🤖 AI Summary
Traditional binary preference supervision struggles to capture fine-grained quality in reasoning processes, limiting the alignment efficacy of large language models on complex reasoning tasks. This work proposes CU-DPO, a novel framework that replaces binary labels with continuous utility scores to enable fine-grained alignment across diverse prompt-driven cognitive strategies. The approach employs a two-stage decoupled training procedure: first selecting strategies via a best-vs-all mechanism, then refining strategy execution through margin-stratified contrastive learning combined with entropy regularization. Theoretical analysis reveals a sample complexity improvement of Θ(K log K). Empirical results demonstrate that, across seven base models, strategy selection accuracy improves from 35–46% to 68–78%, with in-distribution mathematical reasoning performance gaining up to 6.6 points and strong generalization observed on out-of-distribution tasks.
📝 Abstract
Large language model reasoning is often treated as a monolithic capability, relying on binary preference supervision that fails to capture partial progress or fine-grained reasoning quality.
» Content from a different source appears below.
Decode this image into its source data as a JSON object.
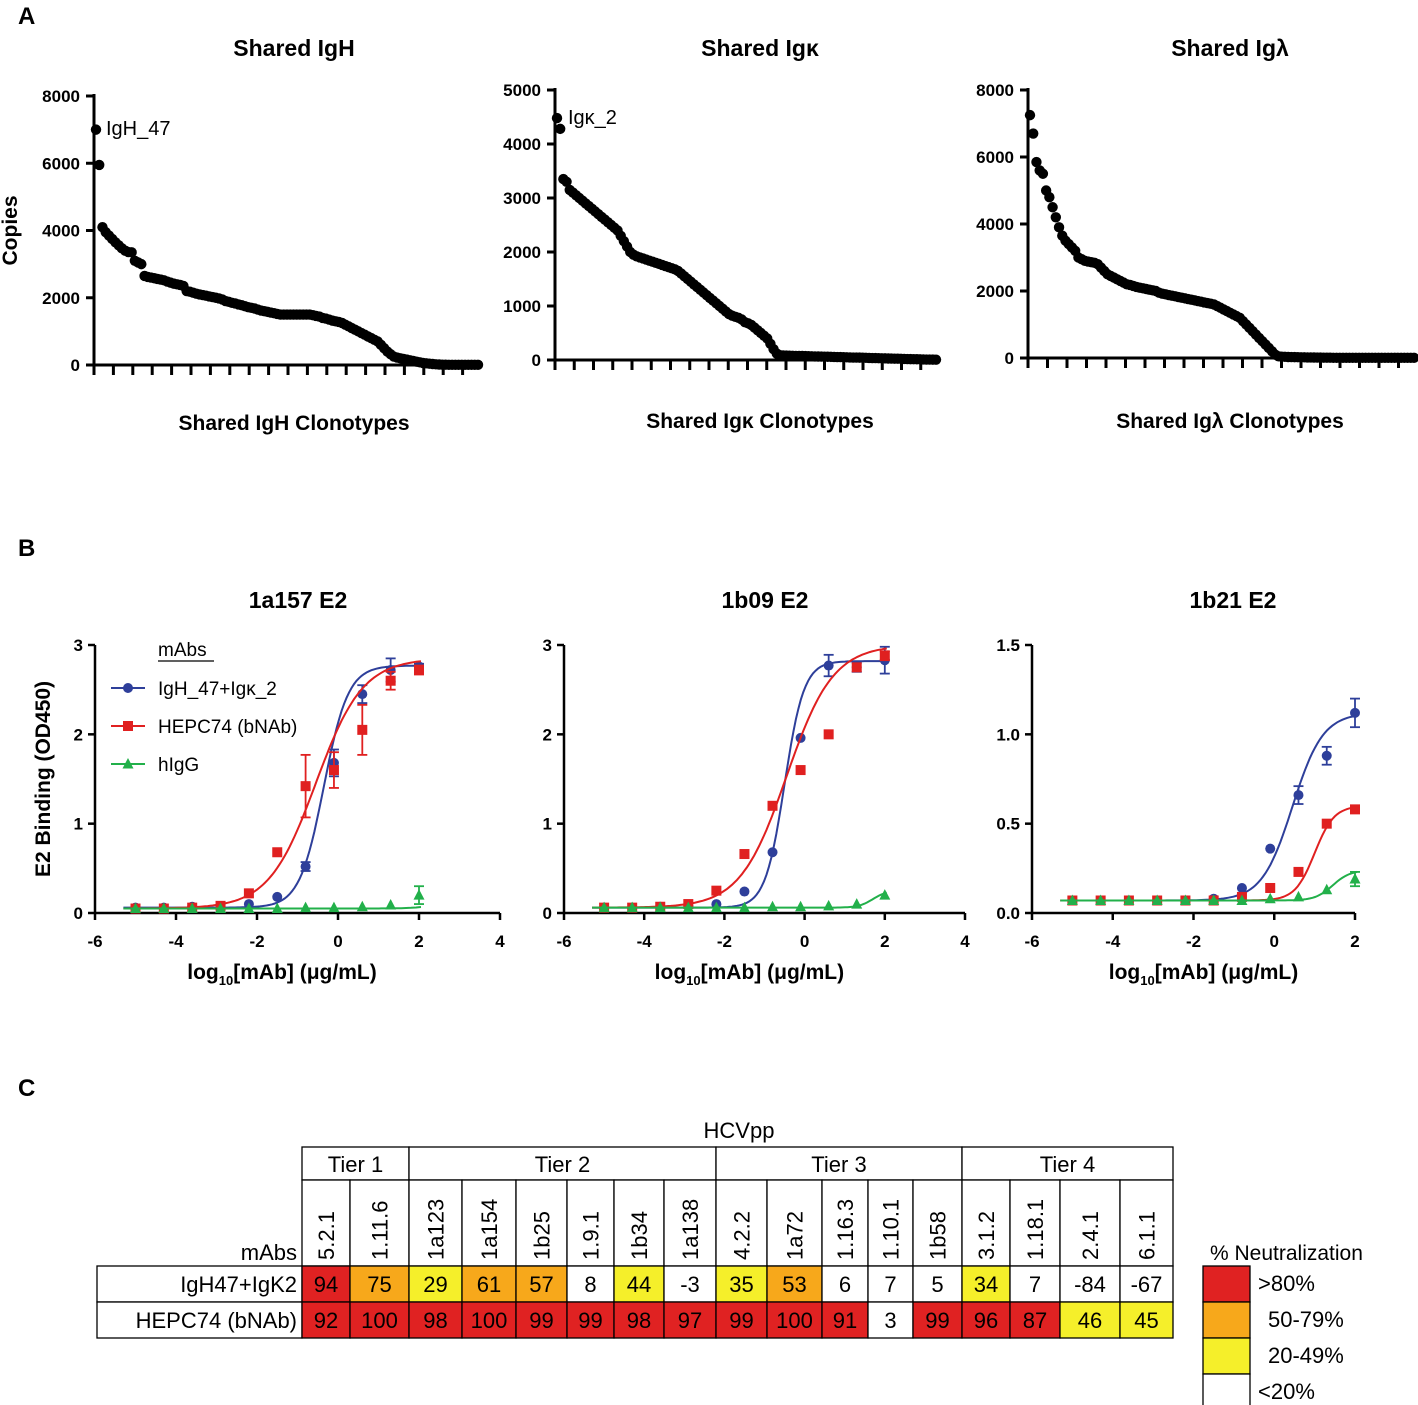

We introduce Continuous Utility Direct Preference Optimization (CU-DPO), a framework that aligns models to a portfolio of prompt-based cognitive strategies by replacing binary labels with continuous scores that capture fine-grained reasoning quality. We prove that learning with K strategies yields a Theta(K log K) improvement in sample complexity over binary preferences, and that DPO converges to the entropy-regularized utility-maximizing policy. To exploit this signal, we propose a two-stage training pipeline: (i) strategy selection, which optimizes the model to choose the best strategy for a given problem via best-vs-all comparisons, and (ii) execution refinement, which trains the model to correctly execute the selected strategy using margin-stratified pairs. On mathematical reasoning benchmarks, CU-DPO improves strategy selection accuracy from 35-46 percent to 68-78 percent across seven base models, yielding consistent downstream reasoning gains of up to 6.6 points on in-distribution datasets with effective transfer to out-of-distribution tasks.